実はスタジオ入りした際、配信に乗っていないところでも小倉さんの話は止まらなかった。顔を合わせてから、「また来週!」と言って別れるまで、話は尽きなかったのだ。小倉さんは誰かとモータースポーツに関する話をするのがたまらなく楽しかったのだろう。
夏休み企画で、子どもたちにF1のテクノロジーを解説する小倉さん。しかも実際のF1マシンを使って……送風機はご自身所有のモノ
写真: Motorsport.com Japan
またモータースポーツの楽しさを、正確に、そしてできる限り分かりやすく伝えようとしたのも、小倉さんならではだったと思う。特にお子様向けにモータースポーツのテクノロジーを伝えるイベントでは、なんとかして分かりやすく説明するために様々な手法を考えた。”空力”を可視化するために、自前で工業用の送風機を購入されていたのには驚かされた。
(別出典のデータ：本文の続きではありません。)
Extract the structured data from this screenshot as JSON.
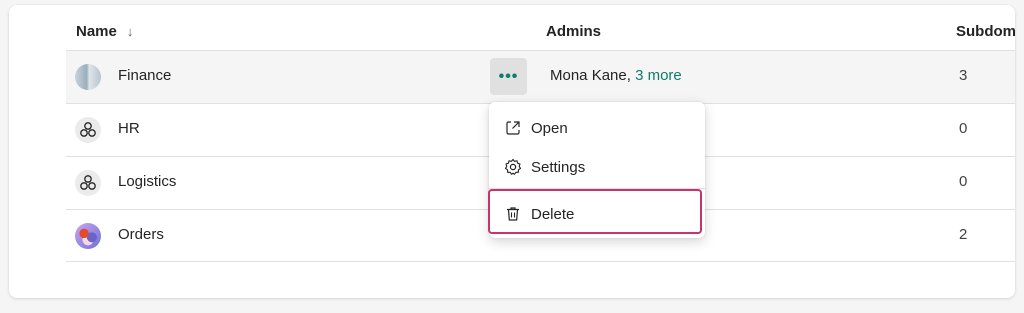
{
  "columns": {
    "name": "Name",
    "admins": "Admins",
    "subdomains": "Subdom"
  },
  "rows": [
    {
      "name": "Finance",
      "admins_primary": "Mona Kane, ",
      "admins_more": "3 more",
      "subdomains": "3",
      "icon": "finance-avatar-icon"
    },
    {
      "name": "HR",
      "subdomains": "0",
      "icon": "triad-icon"
    },
    {
      "name": "Logistics",
      "subdomains": "0",
      "icon": "triad-icon"
    },
    {
      "name": "Orders",
      "subdomains": "2",
      "icon": "orders-avatar-icon"
    }
  ],
  "more_button": {
    "label": "•••"
  },
  "context_menu": {
    "items": [
      {
        "label": "Open",
        "icon": "open-in-new-icon"
      },
      {
        "label": "Settings",
        "icon": "gear-icon"
      },
      {
        "label": "Delete",
        "icon": "trash-icon"
      }
    ]
  },
  "colors": {
    "accent": "#107c6c",
    "highlight_border": "#c8326e"
  }
}
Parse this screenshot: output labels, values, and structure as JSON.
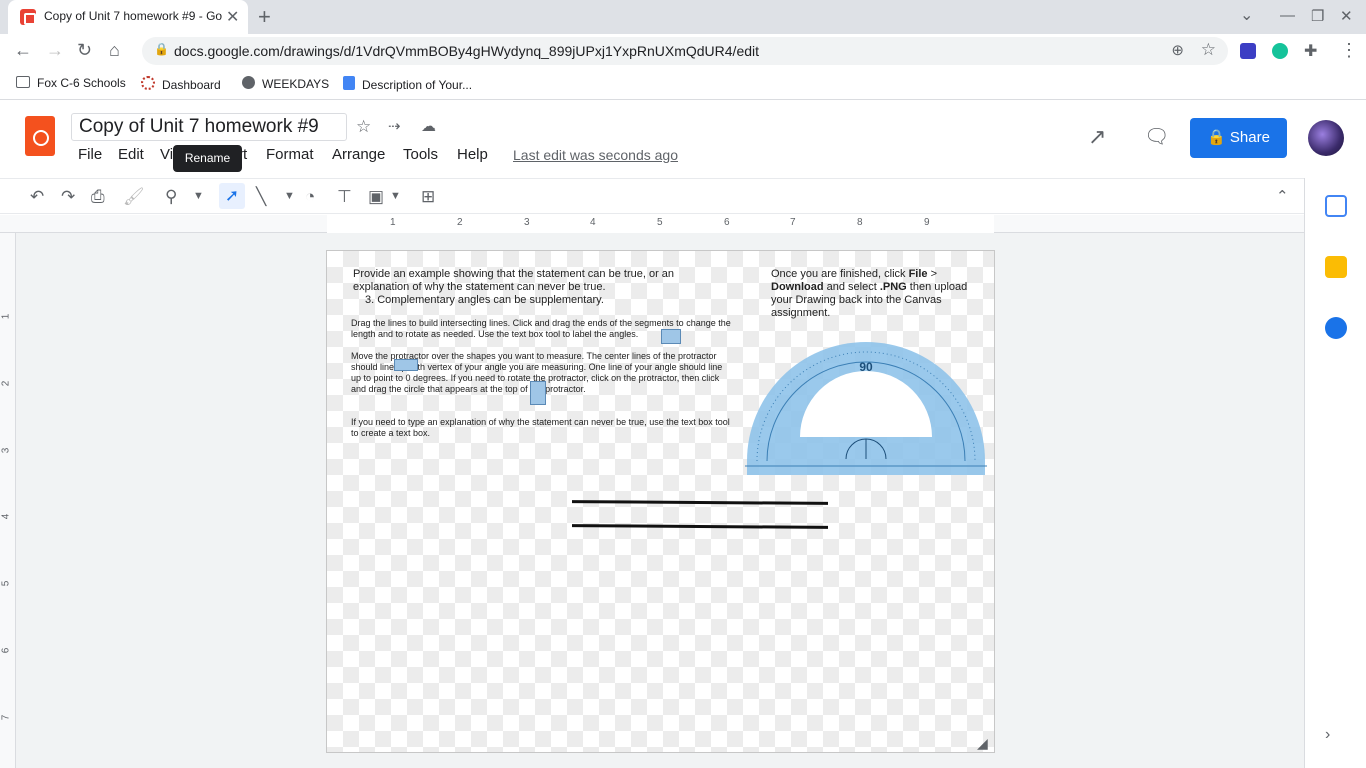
{
  "browser": {
    "tab_title": "Copy of Unit 7 homework #9 - Go",
    "new_tab": "+",
    "url": "docs.google.com/drawings/d/1VdrQVmmBOBy4gHWydynq_899jUPxj1YxpRnUXmQdUR4/edit",
    "bookmarks": [
      "Fox C-6 Schools",
      "Dashboard",
      "WEEKDAYS",
      "Description of Your..."
    ]
  },
  "app": {
    "doc_title": "Copy of Unit 7 homework #9",
    "tooltip": "Rename",
    "menus": [
      "File",
      "Edit",
      "Vi",
      "rt",
      "Format",
      "Arrange",
      "Tools",
      "Help"
    ],
    "last_edit": "Last edit was seconds ago",
    "share_label": "Share"
  },
  "ruler": {
    "h": [
      "1",
      "2",
      "3",
      "4",
      "5",
      "6",
      "7",
      "8",
      "9"
    ],
    "v": [
      "1",
      "2",
      "3",
      "4",
      "5",
      "6",
      "7"
    ]
  },
  "canvas": {
    "prompt": "Provide an example showing that the statement can be true, or an explanation of why the statement can never be true.",
    "item": "3.    Complementary angles can be supplementary.",
    "instr1": "Drag the lines to build intersecting lines. Click and drag the ends of the segments to change the length and to rotate as needed. Use the text box tool to label the angles.",
    "instr2": "Move the protractor over the shapes you want to measure. The center lines of the protractor should line up with vertex of your angle you are measuring. One line of your angle should line up to point to 0 degrees. If you need to rotate the protractor, click on the protractor, then click and drag the circle       that appears at the top of the protractor.",
    "instr3": "If you need to type an explanation of why the statement can never be true, use the text box tool to create a text box.",
    "finish_intro": "Once you are finished, click ",
    "finish_file": "File",
    "finish_gt": " > ",
    "finish_download": "Download",
    "finish_mid": " and select ",
    "finish_png": ".PNG",
    "finish_end": " then upload your Drawing back into the Canvas assignment.",
    "protractor_top": "90"
  },
  "colors": {
    "share": "#1a73e8",
    "logo": "#f4511e",
    "protractor": "#8fc3ea"
  }
}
でも、そういう話をする時の彼の目は、キラキラしていた。そしてレーシングカーを見る時の彼の目も、キラキラしていた。まだ人の少ないサーキットで、ふたりでマシンのフロア下(確かスーパーGTの車両だったと思う)を地面に這いつくばうようにして見たこともあった。そして「やっぱりそこ見たくなりますよね〜」と言ってふたりで笑った。
小倉さんは、モータースポーツを心から愛していた人だった。愛しているから、好きだからこそ、みんなにその楽しさ、魅力を伝えたい……そういうオーラが出ている人だった。
残された我々は、彼が好きだったモータースポーツを、これからもずっと楽しみ、そしてその楽しさをもっと多くの人に伝えていかなければいけないのだろう。改めてそう思った。
改めて、小倉茂徳さんのご冥福をお祈り申し上げます。どうか安らかに。あっちで、古い友人たちに会えたかな……。
そしてありがとうございました。